I think even W. V. felt it strange to see this new road so brusquely invading the ancient fields. I looked across the frank natural acres (as if they were a sort of wild creature), stretching away with their hedgerows and old trees to the blue outline of the hills on the horizon, and wondered how much longer one might see the rose-red of sunset showing through interlaced branches, or dark knots of coppice silhouetted against the grey-green breadths of tranquil twilight.

When we went a little further we caught sight among the trees of some out-buildings of the farm. What a lost, pathetic look they had!

Thinking of the stories in my book, it seemed to me that the scene before me was a figure of the change which took place when the life we know invaded and absorbed the strange mediaeval life which we know no longer, and which it is now so difficult to realise.

Slowly the afterglow faded; when you looked carefully for a star, here and there a little speck of gold could be found in the heavens; the birds were all in their nests, head under wing; white and grey moths were beginning to flutter to and fro.

Suddenly over the fields the sound of church-bells floated to us.

"Is that the Angelus, father?" asked W. V.

"No, dear; I think it must be the ringers practising."

"If it had been the Angelus, would St. Francis have stood still to say the prayer?"

"I think he would have knelt down to say it. That would be more like St. Francis."

"And would William the Conqueror?"

"Why, no; I fancy he would have taken it for the curfew bell."

"They do still ring the curfew bell in some places, don't they, father?"

"Oh yes; in several places; but, of course, they don't cover up their fires."

"I like to hear of those old bells; don't you, father?"

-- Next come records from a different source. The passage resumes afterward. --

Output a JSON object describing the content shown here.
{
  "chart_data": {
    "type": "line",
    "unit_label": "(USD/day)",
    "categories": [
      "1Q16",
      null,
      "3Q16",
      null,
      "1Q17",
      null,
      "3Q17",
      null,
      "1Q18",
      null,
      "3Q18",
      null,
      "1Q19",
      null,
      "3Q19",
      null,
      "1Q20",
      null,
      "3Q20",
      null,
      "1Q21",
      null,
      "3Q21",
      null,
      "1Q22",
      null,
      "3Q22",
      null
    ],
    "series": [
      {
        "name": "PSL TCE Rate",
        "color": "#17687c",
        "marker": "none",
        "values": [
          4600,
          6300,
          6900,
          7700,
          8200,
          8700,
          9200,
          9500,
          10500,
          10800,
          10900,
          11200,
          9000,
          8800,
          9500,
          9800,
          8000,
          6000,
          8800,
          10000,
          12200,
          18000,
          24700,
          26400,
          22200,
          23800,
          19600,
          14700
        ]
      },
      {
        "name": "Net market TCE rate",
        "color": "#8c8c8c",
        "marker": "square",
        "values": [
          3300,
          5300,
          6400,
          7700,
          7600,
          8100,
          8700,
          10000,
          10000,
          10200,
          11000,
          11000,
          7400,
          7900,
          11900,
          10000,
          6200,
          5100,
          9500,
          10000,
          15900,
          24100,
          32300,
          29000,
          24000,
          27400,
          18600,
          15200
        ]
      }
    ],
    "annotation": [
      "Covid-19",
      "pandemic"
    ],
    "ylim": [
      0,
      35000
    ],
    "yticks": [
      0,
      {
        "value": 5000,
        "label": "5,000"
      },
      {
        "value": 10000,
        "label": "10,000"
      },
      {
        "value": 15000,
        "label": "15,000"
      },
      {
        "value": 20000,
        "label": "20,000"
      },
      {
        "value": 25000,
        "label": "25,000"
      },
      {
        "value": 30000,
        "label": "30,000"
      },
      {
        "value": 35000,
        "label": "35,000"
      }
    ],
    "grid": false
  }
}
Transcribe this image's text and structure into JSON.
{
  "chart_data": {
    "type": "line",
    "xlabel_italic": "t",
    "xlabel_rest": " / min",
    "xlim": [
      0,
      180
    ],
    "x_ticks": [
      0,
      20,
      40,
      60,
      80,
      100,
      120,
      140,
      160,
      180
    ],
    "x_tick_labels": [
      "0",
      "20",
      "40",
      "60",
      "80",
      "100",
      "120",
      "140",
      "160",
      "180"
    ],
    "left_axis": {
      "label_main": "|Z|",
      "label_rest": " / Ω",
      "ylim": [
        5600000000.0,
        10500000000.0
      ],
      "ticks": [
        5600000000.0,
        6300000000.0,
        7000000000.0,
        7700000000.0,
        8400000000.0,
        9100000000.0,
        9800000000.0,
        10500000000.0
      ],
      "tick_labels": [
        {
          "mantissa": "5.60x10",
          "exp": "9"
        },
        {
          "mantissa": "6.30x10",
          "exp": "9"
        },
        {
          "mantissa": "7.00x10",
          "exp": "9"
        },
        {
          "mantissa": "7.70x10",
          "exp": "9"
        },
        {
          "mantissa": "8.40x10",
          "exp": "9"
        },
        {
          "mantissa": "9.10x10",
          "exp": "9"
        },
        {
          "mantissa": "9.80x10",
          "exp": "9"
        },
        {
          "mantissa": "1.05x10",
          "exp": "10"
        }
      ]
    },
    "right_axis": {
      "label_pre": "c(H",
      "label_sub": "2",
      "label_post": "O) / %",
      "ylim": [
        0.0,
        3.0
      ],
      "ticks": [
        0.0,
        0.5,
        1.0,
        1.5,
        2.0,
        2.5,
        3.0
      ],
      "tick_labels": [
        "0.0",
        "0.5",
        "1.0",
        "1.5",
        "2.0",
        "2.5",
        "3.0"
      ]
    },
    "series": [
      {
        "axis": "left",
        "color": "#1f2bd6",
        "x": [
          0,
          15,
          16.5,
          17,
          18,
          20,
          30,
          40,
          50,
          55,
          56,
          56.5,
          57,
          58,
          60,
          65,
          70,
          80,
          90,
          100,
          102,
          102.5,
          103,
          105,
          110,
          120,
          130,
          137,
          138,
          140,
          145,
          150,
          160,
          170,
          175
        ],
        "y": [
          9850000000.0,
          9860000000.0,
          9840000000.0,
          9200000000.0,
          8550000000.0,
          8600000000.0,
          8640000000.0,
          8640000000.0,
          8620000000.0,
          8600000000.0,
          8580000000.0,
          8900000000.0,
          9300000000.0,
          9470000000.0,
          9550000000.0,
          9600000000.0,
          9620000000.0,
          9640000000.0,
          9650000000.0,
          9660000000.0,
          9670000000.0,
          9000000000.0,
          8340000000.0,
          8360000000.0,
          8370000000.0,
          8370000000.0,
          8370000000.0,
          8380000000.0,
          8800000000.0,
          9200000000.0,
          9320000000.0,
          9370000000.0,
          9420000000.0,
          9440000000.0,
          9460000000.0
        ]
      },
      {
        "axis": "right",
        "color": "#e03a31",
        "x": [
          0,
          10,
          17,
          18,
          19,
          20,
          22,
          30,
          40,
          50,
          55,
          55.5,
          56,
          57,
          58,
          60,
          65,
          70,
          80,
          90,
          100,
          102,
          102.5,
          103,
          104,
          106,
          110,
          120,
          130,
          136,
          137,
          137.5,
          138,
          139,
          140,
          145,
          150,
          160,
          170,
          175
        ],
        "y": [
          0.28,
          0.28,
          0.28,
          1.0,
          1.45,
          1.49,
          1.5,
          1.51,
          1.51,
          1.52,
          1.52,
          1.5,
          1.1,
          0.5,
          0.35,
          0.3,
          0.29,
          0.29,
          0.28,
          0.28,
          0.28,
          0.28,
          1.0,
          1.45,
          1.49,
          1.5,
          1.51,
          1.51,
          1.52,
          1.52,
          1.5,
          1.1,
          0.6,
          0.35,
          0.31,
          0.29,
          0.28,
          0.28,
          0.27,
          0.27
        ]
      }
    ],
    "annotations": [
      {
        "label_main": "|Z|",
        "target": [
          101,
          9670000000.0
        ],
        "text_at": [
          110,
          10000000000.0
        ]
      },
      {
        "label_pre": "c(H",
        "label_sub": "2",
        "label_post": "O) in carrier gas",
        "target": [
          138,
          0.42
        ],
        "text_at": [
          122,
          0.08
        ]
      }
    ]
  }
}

As we reached the end of the new road we saw the man lighting the lamp there; and we watched him going quickly from one post to another, leaving a little flower of fire wherever he stopped. All was very quiet, and, as he went down the street, we could hear the sound of his footsteps growing fainter and fainter in the distance. All our streets, you must know, are lined with trees, trees both in the gardens and on the side-walks, and the lamps glittered among the leaves and branches like so many stars. When we passed under them we noticed how the light tinged the foliage that was nearest with a greenish ash-colour, almost like the undersides of aspen-leaves.

"Isn't it just like a fairy village?" asked W. V.

On our way down our own street I pointed silently to the Forest. High over the billowy outline of the darkened tree-tops the church of the Oak-men was clear against the weather-gleam. W. V. nodded: "I expect all the Oak boys and girls have said, 'God bless this house from thatch to floor,' and gone to bed long ago." Since she heard the story of the Guardians of the Door, that has been her own favourite prayer at bed-time.

Thinking of the lighting of the lamps after she had been safely tucked in, I tried to make her a little song about it. I don't think she will like it as much as she liked the actual lighting of the lamps, but in years to come it may remind her of that delightful spectacle.



THE LAMPLIGHTER

From lamp to lamp, from street to street, He speeds with faintlier echoing feet, A pause—a glint of light! And, lamp by lamp, with stars he marks his round.

So Love, when least of Love we dream, Comes in the dusk with magic gleam. A pause—a touch—so slight! And life with clear celestial lights is crowned.